Have other glaciations in earth’s history has transitional flicker at their beginning and end? Yes they have.
I am proposing here that flicker is a transitional phenomenon that is always possible when the earth either enters, or leaves, a glacial state. For a borderline period the climate system will feel the pull of both glacial and non-glacial attractors sufficiently for chaotic flicker to occur. So – has flicker happened before or after any of the other deep glacial periods in earth’s history, of which there are several before the current Pleistocene.
Yes it has. Benn et al. 2015 discovered that after the deep Marinoan glaciation which lasted 15 million years between 650 and 635 million years ago, geological evidence of Milankovitch forced glacial-interglacial flicker was found. That’s the fun part of science – when a prediction arising from a hypothesis is confirmed! This is an amazing piece of geochronology, resolving changes at the level of thousands of years, hundreds of million years ago.
Benn, D., Le Hir, G., Bao, H. et al. Orbitally forced ice sheet fluctuations during the Marinoan Snowball Earth glaciation. Nature Geosci 8, 704–707 (2015). https://doi.org/10.1038/ngeo2502
Here is an extract from the abstract of this paper:
“Two global glaciations occurred during the Neoproterozoic. Snowball Earth theory posits that these were terminated after millions of years of frigidity when initial warming was amplified by the reduction of ice cover and hence a reduction in planetary albedo. This scenario implies that most of the geological record of ice cover was deposited in a brief period of melt-back. However, deposits in low palaeo-latitudes show evidence of glacial–interglacial cycles. Here we analyse the sedimentology and oxygen and sulphur isotopic signatures of Marinoan Snowball glaciation deposits from Svalbard, in the Norwegian High Arctic.

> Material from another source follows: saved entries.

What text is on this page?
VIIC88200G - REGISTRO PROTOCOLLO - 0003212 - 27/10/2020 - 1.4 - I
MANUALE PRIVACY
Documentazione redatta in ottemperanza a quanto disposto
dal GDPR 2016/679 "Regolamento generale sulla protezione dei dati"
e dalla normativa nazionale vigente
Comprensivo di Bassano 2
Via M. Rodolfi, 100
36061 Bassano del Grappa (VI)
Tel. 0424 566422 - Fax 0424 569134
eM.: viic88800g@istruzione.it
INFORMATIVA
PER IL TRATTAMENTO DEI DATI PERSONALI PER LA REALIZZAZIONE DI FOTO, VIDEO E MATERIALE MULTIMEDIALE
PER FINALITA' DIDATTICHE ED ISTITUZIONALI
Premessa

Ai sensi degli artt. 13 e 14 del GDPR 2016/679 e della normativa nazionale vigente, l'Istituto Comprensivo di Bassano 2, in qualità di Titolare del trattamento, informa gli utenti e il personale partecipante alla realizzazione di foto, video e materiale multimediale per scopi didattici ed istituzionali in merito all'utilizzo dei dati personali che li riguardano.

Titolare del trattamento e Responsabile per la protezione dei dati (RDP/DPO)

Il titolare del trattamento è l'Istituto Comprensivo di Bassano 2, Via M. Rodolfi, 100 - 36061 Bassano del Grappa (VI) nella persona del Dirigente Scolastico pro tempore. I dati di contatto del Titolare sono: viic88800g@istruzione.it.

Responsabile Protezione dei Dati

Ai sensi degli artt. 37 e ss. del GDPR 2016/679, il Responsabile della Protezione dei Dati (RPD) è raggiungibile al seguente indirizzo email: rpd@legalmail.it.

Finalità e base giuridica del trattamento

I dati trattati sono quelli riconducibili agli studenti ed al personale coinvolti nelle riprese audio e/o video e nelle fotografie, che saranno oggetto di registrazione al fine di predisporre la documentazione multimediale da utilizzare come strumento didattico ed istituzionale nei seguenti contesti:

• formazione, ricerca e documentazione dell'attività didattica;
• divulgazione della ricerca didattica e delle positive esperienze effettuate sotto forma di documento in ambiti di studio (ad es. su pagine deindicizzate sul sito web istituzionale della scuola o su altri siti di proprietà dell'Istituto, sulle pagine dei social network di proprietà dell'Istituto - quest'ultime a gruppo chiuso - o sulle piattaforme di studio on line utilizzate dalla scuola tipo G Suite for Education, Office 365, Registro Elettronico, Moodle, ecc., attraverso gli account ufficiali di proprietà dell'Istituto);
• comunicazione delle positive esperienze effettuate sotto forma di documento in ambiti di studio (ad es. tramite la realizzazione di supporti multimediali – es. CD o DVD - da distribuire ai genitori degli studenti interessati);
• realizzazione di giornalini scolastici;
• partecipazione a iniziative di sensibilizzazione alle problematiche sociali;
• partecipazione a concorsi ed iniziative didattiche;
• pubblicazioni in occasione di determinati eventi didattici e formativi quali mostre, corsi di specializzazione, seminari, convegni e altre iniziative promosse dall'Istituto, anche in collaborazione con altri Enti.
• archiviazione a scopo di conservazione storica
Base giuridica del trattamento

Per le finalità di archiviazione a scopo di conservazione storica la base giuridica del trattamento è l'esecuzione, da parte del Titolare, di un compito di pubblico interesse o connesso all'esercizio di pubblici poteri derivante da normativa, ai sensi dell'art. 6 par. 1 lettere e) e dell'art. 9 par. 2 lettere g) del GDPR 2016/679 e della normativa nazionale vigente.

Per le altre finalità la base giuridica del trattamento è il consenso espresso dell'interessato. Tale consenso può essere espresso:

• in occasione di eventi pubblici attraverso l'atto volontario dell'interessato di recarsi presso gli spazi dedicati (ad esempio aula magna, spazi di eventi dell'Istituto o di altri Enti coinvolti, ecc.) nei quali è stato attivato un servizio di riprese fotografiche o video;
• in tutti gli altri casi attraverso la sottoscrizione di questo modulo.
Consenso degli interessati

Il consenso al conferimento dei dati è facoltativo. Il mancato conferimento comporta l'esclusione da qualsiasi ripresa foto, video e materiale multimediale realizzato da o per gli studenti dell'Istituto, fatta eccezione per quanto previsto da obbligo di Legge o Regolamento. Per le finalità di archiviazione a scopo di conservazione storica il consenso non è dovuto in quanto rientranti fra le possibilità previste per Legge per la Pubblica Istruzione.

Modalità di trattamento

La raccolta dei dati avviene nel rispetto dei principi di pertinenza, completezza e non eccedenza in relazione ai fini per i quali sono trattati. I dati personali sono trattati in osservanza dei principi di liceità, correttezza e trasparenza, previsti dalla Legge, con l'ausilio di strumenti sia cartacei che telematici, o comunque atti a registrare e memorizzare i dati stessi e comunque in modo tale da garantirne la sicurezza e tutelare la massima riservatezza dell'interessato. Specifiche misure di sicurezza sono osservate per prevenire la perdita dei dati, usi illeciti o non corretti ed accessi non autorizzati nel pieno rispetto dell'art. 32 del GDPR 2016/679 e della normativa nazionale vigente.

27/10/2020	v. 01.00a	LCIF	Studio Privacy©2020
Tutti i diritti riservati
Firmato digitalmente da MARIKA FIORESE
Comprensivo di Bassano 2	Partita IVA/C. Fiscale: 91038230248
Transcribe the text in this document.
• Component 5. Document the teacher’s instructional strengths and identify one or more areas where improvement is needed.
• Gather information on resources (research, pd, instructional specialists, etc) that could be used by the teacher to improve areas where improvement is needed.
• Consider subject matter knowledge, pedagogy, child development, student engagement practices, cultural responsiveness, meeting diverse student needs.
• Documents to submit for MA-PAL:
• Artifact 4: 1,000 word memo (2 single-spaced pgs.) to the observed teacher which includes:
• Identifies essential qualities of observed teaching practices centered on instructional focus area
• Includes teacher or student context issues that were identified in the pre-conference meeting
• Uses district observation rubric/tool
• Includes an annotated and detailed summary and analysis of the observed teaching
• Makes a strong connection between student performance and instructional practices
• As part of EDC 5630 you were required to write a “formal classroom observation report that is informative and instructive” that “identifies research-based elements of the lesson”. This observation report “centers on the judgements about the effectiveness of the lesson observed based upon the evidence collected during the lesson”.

The deposits preserve a record of oscillations in glacier extent and hydrologic conditions under uniformly high atmospheric CO2 concentrations.”
Note also, by the way: alternation between glaciation and interglacial, just like the Pleistocene, under “uniformly high CO2 concentrations”. Good to confirm that CO2 does not force warmth.
So next time you see something flickering, or sputtering, such as a car trying to start on a cold morning, or a neon light flickering when being turned on – remember that you are looking at a chaotic phenomenon that can explain systems as diverse as car engines, light bulbs, animal populations and glacial-interglacial climate changes.